Archaeological finds challenge historical gender roles in Terra X documentary ‘Riddle of the Bones: Gender Revolution’
Shooting start of ZDF’s latest ‘Terra X’ documentary
Mainz, May 21st, 2019
‘Riddle of the Bones: Gender Revolution’ (52’), a new ‘Terra X’ documentary on historical gender roles, takes a look at archaeological research results that challenge what is still perceived as the traditional roles of men and women. The ‘Terra X’ documentary from Gebrueder Beetz Filmproduktion is currently being shot on location in China, Germany, France, Great Britain and Sweden. The film is expected to be shown on ZDF in the spring of 2020; ZDF Enterprises is responsible for worldwide distribution.
New palaeogenetic or criminalistic methods make it possible to examine archaeological finds without prejudice. A skeleton from a grave in the Viking stronghold of Birka, for example, which was examined using DNA screening in 2017, turned out to be female, although the scientists had initially identified it as male on the basis of the grave goods – a warrior’s weapons, horses and accoutrement.

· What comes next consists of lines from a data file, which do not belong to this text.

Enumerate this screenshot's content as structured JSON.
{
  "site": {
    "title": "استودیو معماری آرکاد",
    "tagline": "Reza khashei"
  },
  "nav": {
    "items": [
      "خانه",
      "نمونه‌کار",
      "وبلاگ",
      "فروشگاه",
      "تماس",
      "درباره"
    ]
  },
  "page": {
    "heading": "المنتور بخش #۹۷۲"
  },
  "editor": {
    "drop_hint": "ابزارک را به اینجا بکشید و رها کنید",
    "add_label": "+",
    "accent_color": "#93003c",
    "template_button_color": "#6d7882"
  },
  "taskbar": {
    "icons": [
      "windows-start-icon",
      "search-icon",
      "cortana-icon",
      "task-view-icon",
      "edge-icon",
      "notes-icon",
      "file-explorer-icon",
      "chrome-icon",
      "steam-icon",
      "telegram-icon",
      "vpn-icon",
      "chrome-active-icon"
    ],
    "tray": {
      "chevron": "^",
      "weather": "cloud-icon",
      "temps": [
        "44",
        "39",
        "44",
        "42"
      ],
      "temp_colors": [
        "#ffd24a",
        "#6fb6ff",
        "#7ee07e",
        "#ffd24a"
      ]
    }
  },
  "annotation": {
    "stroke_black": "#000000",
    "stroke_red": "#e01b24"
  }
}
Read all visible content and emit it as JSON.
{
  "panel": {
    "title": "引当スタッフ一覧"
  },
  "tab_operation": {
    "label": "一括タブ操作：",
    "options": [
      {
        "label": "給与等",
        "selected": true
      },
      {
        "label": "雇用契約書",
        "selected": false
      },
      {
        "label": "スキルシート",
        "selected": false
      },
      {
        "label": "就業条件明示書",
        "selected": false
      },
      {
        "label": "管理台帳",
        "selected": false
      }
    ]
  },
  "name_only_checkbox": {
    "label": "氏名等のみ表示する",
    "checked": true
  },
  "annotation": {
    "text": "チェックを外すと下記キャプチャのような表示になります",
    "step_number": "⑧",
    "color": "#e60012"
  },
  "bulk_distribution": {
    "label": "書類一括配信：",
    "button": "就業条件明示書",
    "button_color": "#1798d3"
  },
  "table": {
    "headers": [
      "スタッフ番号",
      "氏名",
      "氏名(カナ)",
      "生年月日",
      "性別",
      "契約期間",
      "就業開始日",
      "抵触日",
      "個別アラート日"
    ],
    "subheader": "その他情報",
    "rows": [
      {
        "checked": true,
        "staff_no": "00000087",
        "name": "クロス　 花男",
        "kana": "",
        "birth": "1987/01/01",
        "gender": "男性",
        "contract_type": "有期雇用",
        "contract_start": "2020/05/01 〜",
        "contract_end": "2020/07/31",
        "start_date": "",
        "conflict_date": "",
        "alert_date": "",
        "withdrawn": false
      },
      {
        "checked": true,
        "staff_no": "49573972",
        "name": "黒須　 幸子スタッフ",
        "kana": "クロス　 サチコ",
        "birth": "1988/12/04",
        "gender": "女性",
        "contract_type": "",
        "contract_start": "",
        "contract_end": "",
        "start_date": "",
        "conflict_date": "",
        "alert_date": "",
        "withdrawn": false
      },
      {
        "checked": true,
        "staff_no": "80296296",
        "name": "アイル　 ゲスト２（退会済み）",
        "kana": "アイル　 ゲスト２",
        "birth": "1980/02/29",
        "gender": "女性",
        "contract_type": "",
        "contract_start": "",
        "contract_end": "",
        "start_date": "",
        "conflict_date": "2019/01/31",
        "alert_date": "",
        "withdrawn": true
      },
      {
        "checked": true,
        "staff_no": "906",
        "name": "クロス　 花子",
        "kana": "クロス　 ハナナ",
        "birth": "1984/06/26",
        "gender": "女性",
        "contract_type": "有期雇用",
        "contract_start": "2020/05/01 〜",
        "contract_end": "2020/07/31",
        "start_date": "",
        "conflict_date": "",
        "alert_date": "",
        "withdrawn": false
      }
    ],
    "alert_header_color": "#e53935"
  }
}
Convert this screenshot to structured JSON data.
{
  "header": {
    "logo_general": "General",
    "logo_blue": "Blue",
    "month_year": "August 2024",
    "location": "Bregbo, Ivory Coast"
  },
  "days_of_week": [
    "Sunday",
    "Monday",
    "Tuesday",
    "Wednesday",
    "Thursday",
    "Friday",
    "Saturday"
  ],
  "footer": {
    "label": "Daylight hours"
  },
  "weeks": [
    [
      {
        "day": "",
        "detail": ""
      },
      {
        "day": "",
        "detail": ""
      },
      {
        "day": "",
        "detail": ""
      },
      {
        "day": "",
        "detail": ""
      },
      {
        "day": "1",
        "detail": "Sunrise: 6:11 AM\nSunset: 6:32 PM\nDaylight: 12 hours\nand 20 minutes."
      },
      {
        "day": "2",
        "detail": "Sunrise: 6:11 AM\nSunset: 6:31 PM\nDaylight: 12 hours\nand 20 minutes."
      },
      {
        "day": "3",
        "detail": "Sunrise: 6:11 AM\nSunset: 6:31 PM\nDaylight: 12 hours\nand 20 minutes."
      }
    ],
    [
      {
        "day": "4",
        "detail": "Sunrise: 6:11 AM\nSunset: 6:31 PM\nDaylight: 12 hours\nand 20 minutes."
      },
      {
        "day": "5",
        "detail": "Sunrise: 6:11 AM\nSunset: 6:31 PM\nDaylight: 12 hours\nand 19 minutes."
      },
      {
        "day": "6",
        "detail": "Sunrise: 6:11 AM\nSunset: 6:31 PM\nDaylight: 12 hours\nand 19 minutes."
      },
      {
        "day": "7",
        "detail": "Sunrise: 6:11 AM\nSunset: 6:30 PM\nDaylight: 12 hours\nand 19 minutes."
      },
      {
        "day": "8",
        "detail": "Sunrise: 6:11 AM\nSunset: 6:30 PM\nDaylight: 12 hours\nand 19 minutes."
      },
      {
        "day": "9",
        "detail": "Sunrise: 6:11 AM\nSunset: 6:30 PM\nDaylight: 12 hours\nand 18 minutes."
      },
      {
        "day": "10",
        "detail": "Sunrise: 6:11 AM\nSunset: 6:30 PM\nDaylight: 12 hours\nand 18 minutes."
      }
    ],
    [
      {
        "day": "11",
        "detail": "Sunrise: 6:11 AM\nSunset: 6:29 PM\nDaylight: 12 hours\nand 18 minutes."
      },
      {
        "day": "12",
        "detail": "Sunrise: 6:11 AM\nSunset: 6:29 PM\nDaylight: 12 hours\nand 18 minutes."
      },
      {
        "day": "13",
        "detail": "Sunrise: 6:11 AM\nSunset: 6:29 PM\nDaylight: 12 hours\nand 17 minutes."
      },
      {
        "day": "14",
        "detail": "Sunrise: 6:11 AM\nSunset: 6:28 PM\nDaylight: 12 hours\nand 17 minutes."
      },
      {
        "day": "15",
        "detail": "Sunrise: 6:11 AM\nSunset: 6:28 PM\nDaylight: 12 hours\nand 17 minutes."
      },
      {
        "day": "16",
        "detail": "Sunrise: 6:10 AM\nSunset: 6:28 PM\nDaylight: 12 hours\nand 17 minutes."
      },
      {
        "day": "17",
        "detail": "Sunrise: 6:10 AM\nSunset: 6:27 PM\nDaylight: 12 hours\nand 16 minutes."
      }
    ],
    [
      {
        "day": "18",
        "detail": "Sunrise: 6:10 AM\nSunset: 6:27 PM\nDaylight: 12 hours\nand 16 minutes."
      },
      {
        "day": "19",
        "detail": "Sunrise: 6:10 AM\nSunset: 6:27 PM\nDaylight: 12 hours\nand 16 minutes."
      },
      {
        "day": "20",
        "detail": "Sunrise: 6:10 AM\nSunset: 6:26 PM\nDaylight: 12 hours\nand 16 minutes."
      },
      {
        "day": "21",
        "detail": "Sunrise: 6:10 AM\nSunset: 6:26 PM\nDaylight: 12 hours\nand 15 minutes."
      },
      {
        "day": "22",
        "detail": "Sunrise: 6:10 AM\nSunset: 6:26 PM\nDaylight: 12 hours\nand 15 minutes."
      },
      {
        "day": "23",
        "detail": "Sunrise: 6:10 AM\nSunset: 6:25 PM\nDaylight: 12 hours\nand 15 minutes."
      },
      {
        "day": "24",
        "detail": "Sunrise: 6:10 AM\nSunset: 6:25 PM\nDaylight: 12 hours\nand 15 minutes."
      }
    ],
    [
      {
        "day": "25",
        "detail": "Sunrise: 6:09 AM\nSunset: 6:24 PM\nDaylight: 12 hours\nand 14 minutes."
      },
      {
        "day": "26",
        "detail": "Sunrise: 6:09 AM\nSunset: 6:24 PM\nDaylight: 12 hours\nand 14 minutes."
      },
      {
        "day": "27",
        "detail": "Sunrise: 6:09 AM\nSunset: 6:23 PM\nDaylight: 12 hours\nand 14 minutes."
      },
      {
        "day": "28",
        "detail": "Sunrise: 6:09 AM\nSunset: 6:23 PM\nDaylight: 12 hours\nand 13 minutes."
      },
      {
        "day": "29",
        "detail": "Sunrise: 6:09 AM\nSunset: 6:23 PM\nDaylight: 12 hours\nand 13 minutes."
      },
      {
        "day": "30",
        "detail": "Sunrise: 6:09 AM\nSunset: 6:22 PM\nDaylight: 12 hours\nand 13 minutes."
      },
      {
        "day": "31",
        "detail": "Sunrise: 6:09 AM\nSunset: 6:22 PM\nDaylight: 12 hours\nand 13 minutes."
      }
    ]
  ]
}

The Lascaux cave paintings have also generally been attributed to male painters. Three-quarters of the coloured hand contours that Stone Age artists left on the cave walls were recently attributed to female persons by means of a forensic method.
The so-called ‘Busenwand’ (breast wall), which was retrieved from Lake Constance and whose name reflects the naturalistic three-dimensional representation of female breasts, was initially interpreted as a fertility symbol or erotic work. After years spent reconstructing the frieze, the archaeologists were obliged to give up this assumption. It actually depicts a lineage of worshipped ancestral women.
Another unexpected finding is that men and women in the early Chinese hunting and gathering communities shared their food equally, as Professor Kate Pechenkina of City University New York 2018 discovered after subjecting the bones found in 4500-year-old graves in China to isotope analysis. Many anthropologists traditionally assumed that male hunters were better fed than female gatherers. A comparison with the bones of women from the same area who lived 2000 years later but showed evidence of significant malnutrition was even more surprising. Did a sedentary way of life thus lead to a devaluation of women?